Yağmur Zühal: Eğitim hayatınızı lisanstan sonra devam ettirmeyi düşünüyor musunuz?
Lisans eğitimimden mezun olduktan sonra kesinlikle yüksek lisans yapmayı düşünüyorum. Açıkçası mümkün olduğunca okumak ve üniversiteden geç mezun olmak istiyorum. Yüksek lisansımı yurt dışında yapmayı planlıyorum. Aynı zamanda İngilizceye ve şu anda öğrenmekte olduğum Fransızcaya ek olarak bir dil daha öğrenmek istiyorum.
Yağmur Zühal: Kariyer planlarınız hedefleriniz neler?
Siyaset Bilimi ve Uluslararası İlişkiler, özel sektörden kamuya akademiden diplomasiye birçok alanda kariyer olanağı sunan bir bölüm. Tam da bu yüzden tercih yaparken okumam gereken bölümün beni sınırlandırmayacak bir bölüm olmasını istemiştim. Ben şu anlık özel sektör tarafından ilerlemek isteyenlerdenim. Boğaziçi'nin sunduğu ders çeşitliliği sayesinde İşletme ve Ekonomi bölümlerinden seçmeli ders aldım ve almaya devam ediyorum. Yüksek lisansımı tamamladıktan sonra kendimi sürekli geliştirebilme imkânı verebilecek olan uluslararası bir şirkette çalışmak istiyorum.

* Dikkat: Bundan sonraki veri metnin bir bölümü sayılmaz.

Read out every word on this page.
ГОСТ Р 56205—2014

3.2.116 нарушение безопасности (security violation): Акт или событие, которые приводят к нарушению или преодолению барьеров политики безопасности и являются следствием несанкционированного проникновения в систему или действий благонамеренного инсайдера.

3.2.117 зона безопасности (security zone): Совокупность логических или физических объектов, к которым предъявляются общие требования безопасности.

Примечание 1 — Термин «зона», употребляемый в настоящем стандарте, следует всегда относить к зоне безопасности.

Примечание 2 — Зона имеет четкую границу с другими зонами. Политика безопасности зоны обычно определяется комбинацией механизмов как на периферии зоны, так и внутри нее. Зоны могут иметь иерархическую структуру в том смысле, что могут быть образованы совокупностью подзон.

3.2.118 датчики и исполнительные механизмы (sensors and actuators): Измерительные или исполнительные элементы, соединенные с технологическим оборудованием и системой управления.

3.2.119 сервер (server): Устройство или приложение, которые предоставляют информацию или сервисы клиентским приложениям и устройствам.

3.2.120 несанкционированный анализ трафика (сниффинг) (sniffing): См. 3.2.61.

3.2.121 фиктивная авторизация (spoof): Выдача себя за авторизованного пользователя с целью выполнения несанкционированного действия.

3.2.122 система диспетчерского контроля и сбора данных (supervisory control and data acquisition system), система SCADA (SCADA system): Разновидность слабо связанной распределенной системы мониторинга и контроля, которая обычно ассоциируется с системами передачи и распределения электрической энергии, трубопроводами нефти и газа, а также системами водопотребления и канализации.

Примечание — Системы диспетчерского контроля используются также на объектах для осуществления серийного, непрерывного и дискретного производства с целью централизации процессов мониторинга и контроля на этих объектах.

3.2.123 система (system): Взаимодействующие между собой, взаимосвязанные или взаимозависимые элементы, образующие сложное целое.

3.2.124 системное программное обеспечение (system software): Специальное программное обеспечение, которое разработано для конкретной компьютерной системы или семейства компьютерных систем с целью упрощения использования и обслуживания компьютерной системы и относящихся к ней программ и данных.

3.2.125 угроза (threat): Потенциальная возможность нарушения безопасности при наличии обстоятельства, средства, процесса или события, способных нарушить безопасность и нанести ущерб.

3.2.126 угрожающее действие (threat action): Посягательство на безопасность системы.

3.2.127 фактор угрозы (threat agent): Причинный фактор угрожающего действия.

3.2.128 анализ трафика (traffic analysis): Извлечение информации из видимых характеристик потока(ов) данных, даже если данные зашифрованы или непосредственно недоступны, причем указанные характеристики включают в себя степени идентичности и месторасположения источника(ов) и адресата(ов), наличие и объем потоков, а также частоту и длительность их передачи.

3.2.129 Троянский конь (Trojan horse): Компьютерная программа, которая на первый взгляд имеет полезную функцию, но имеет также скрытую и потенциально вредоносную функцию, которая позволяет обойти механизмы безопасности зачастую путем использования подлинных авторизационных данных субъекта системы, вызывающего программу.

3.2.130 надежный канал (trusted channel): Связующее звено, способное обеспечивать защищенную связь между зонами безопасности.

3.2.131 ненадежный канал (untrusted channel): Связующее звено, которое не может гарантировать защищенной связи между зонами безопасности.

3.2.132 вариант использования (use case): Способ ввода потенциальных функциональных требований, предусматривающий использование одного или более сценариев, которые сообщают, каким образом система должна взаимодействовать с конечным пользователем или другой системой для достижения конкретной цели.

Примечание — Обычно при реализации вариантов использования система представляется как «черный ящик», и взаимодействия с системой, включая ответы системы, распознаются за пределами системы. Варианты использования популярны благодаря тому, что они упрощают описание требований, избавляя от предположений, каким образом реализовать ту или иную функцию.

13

Yağmur Zühal: Haydarpaşa Lisesinde unutamadığınız bir anınızdan ya da öğretmenlerinizden bahsedebilir misiniz?
Haydarpaşa'da unutamadığım birçok anım oldu ama aklıma ilk gelenlerden bir tanesi olarak eski hocalarımızın gitmesini söyleyebilirim. 2016 yılında getirilen MEB'in "proje okul" kararıyla, Haydarpaşa gibi köklü okullarda belirli bir süreden fazla görev yapmış öğretmenlerin tayini istenip yerlerine başka öğretmenler atandı. O dönem 10-20 yıldır okulumuzda öğretmenlik yapan birçok hocamız vardı. Bu kararın verilmesine, alıştığımız hocaların başka okula gidecek olmasına haliyle çok üzüldük. Hocaların gideceği gün, törende ve daha sonrasında öğretmenler odasının girişinde, yanlarında olduğumuzu belirtmek onları alkışlamıştık. Özellikle o dönem sınıf öğretmenimiz olan çok değerli Hasibe Bıyık hocamızın gitmesi bizi derinden üzmüştü. Sonraki öğretmenler gününde, Hasibe hocamızın tayini çıktığı okula ve o saatte dersi olduğu sınıfa gidip ona sürpriz yapmıştık. Ayrıca unutamayacağım bir diğer değerli öğretmen olan Mehmet Ali Sade hocamızı söylemeden geçemeyeceğim. Haydarpaşa Lisesi'nin özellikle son beş senedeki hem akademik hem sosyal anlamda gelişmesinde ve adını her alanda duyurmasında Mehmet Ali hocamızın rolü çok büyüktür.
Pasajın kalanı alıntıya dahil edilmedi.